If you’re worried about your child’s hearing, arrange for a hearing assessment to be carried out. Be sure to check the assessment centre has a good reputation for dealing with youngsters.
“Concerns about speech and language development are very common in the preschool years. And a speech delay or a slightly different pattern of development doesn’t necessarily mean there is a disorder,” reassures Melinda.
If you’re concerned about your child’s speech and language development, Melinda suggests mums make a few enquiries to create a body of evidence, including talking with your child’s teacher, to get a clear view of how your child is doing away from home and among their peers.
If your enquiries bring you to the conclusion you need an assessment, you can call a speech therapist directly for an assessment. Some insurance companies may require a referral from your GP, so if your coverage includes speech therapy, be sure to check the correct process before proceeding.
What happens at speech therapy?
“Speech therapy isn’t a medical procedure that’s done to a child that helps them get better,” says Melinda. “It’s more helping the parent to identify or learn things they can do to make changes in their communications at home that can make it easier for the child to learn.”
Often, sessions are more focused on coaching parents to help their child learn from interactions in everyday activities. The speech therapist will model the appropriate behaviour from parents in the session. In certain cases, the therapist might introduce some simple signing in the early stages of communication development.

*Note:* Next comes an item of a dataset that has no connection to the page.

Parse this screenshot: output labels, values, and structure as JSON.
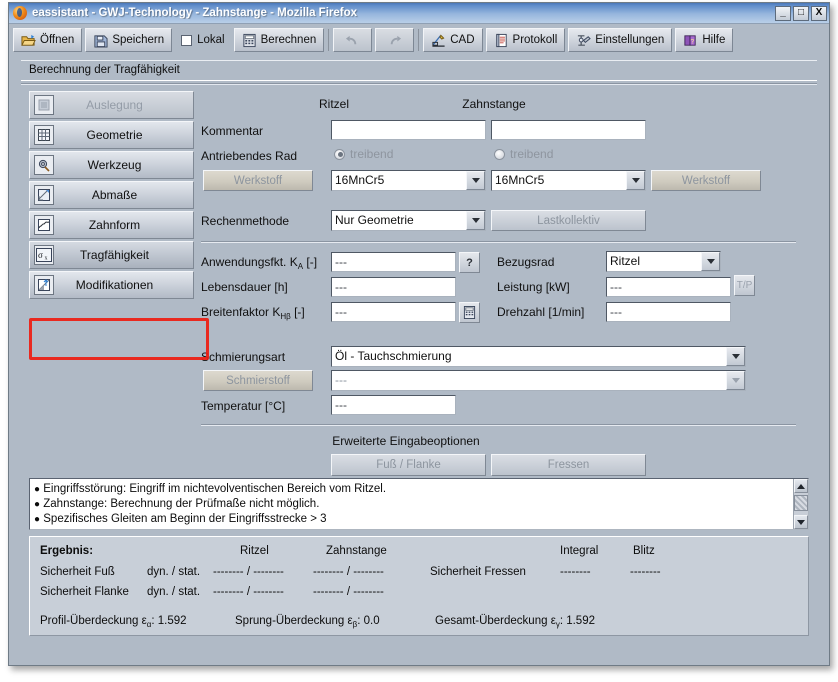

This helps the child to understand how to represent basic concepts and enables them to make simple requests,” explains Melinda. “Research evidence shows us that it’s much easier for a child to understand a visual sign than to process a spoken word.”

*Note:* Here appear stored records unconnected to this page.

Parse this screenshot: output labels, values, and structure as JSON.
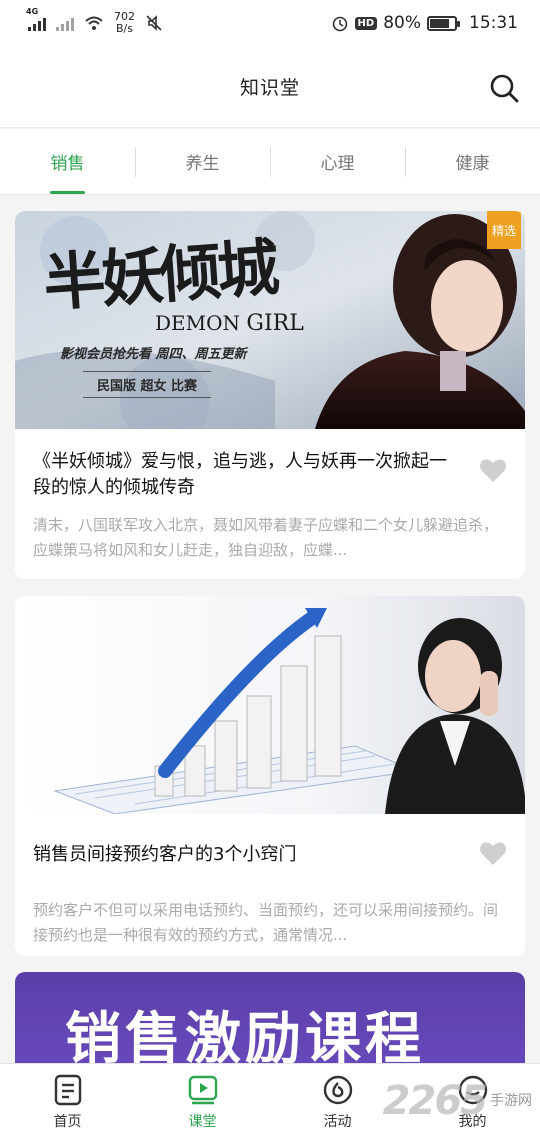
{
  "status_bar": {
    "network_label": "4G",
    "net_speed_value": "702",
    "net_speed_unit": "B/s",
    "battery_percent": "80%",
    "battery_level": 0.8,
    "time": "15:31",
    "hd_label": "HD"
  },
  "header": {
    "title": "知识堂"
  },
  "tabs": [
    {
      "label": "销售",
      "active": true
    },
    {
      "label": "养生",
      "active": false
    },
    {
      "label": "心理",
      "active": false
    },
    {
      "label": "健康",
      "active": false
    }
  ],
  "articles": [
    {
      "badge": "精选",
      "image_title": "半妖倾城",
      "image_subtitle_en_1": "DEMON",
      "image_subtitle_en_2": "GIRL",
      "image_tagline": "影视会员抢先看  周四、周五更新",
      "image_banner": "民国版 超女 比赛",
      "title": "《半妖倾城》爱与恨，追与逃，人与妖再一次掀起一段的惊人的倾城传奇",
      "desc": "清末，八国联军攻入北京，聂如风带着妻子应蝶和二个女儿躲避追杀，应蝶策马将如风和女儿赶走，独自迎敌，应蝶..."
    },
    {
      "title": "销售员间接预约客户的3个小窍门",
      "desc": "预约客户不但可以采用电话预约、当面预约，还可以采用间接预约。间接预约也是一种很有效的预约方式，通常情况..."
    },
    {
      "image_text": "销售激励课程"
    }
  ],
  "bottom_nav": [
    {
      "label": "首页",
      "icon": "home-doc-icon",
      "active": false
    },
    {
      "label": "课堂",
      "icon": "classroom-play-icon",
      "active": true
    },
    {
      "label": "活动",
      "icon": "activity-icon",
      "active": false
    },
    {
      "label": "我的",
      "icon": "profile-icon",
      "active": false
    }
  ],
  "watermark": {
    "number": "2265",
    "text_1": "手游网",
    "text_2": ""
  },
  "colors": {
    "accent": "#2da44e",
    "badge": "#f0a020",
    "banner3_bg": "#5a3fa8"
  }
}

Early intervention is particularly important here in Hong Kong, where (whether you agree or not) early years school programmes can include an academic element such as phonics. If you’re facing a developmental challenge, your child could begin to struggle earlier than they might in places like Europe, the US or Australia because formal learning begins as young as two.

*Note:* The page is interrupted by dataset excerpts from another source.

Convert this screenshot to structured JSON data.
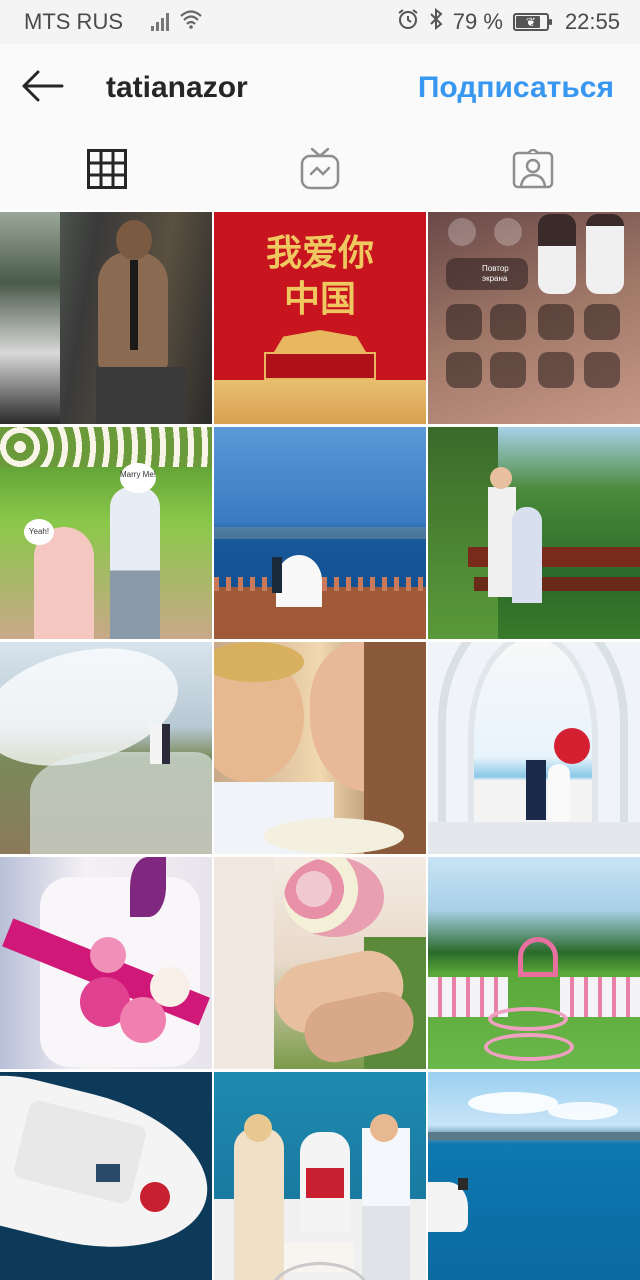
{
  "status_bar": {
    "carrier": "MTS RUS",
    "battery_percent": "79 %",
    "battery_level": 0.79,
    "time": "22:55",
    "icons": [
      "signal-icon",
      "wifi-icon",
      "alarm-icon",
      "bluetooth-icon",
      "battery-icon"
    ]
  },
  "header": {
    "username": "tatianazor",
    "follow_label": "Подписаться",
    "accent_color": "#3897f0"
  },
  "tabs": [
    {
      "name": "grid",
      "icon": "grid-icon",
      "active": true
    },
    {
      "name": "igtv",
      "icon": "tv-icon",
      "active": false
    },
    {
      "name": "tagged",
      "icon": "tagged-user-icon",
      "active": false
    }
  ],
  "posts": [
    {
      "subject": "man-portrait",
      "colors": [
        "#3a3a3a",
        "#8a7a6a"
      ]
    },
    {
      "subject": "chinese-poster",
      "colors": [
        "#c8141e",
        "#e8c070"
      ],
      "text_line1": "我爱你",
      "text_line2": "中国"
    },
    {
      "subject": "control-center",
      "colors": [
        "#5a4040",
        "#c09080"
      ],
      "text": "Повтор экрана"
    },
    {
      "subject": "wedding-garden",
      "colors": [
        "#7ab53a",
        "#f2d2c8"
      ],
      "text": "Marry Me!",
      "text2": "Yeah!"
    },
    {
      "subject": "sea-wedding",
      "colors": [
        "#3a86c8",
        "#0f4e8a"
      ]
    },
    {
      "subject": "garden-bench",
      "colors": [
        "#3a7a2a",
        "#9ac8e8"
      ]
    },
    {
      "subject": "veil-coast",
      "colors": [
        "#c8dce8",
        "#7a8a5a"
      ]
    },
    {
      "subject": "couple-closeup",
      "colors": [
        "#e8c898",
        "#c8a070"
      ]
    },
    {
      "subject": "white-arch",
      "colors": [
        "#e8f0f4",
        "#d42030"
      ]
    },
    {
      "subject": "flower-chair",
      "colors": [
        "#f4f0f4",
        "#d01878"
      ]
    },
    {
      "subject": "hands-bouquet",
      "colors": [
        "#f0e4d8",
        "#e8a0b0"
      ]
    },
    {
      "subject": "beach-ceremony",
      "colors": [
        "#5aa83a",
        "#e8d0d8"
      ]
    },
    {
      "subject": "yacht-aerial",
      "colors": [
        "#0e3a5a",
        "#f4f4f4"
      ]
    },
    {
      "subject": "yacht-couple",
      "colors": [
        "#1e8ab0",
        "#f0e0c8"
      ]
    },
    {
      "subject": "bay-view",
      "colors": [
        "#0e78b0",
        "#9ad0f0"
      ]
    }
  ]
}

Melinda says, “Late emergence of spoken language can be a serious predictor of later language learning difficulties. When we look at children later on as they progress through the education system, those who start to show signs of a language-based learning difficulty, for example dyslexia, often have a history of initial delay in expressive language. Not always – and that’s important to note – it’s not always the case, but early speech and language difficulties can be an indicator that something not quite right in the language learning system.”
Melinda concludes, “Early intervention is important – for all children, but especially for boys who sometimes show a slightly later onset of speech. A ‘wait and see’ approach isn’t recommended in the area of communication development as language is such an important base for a child’s future learning.” If you are concerned at all, listen to your intuition and make an appointment with an expert.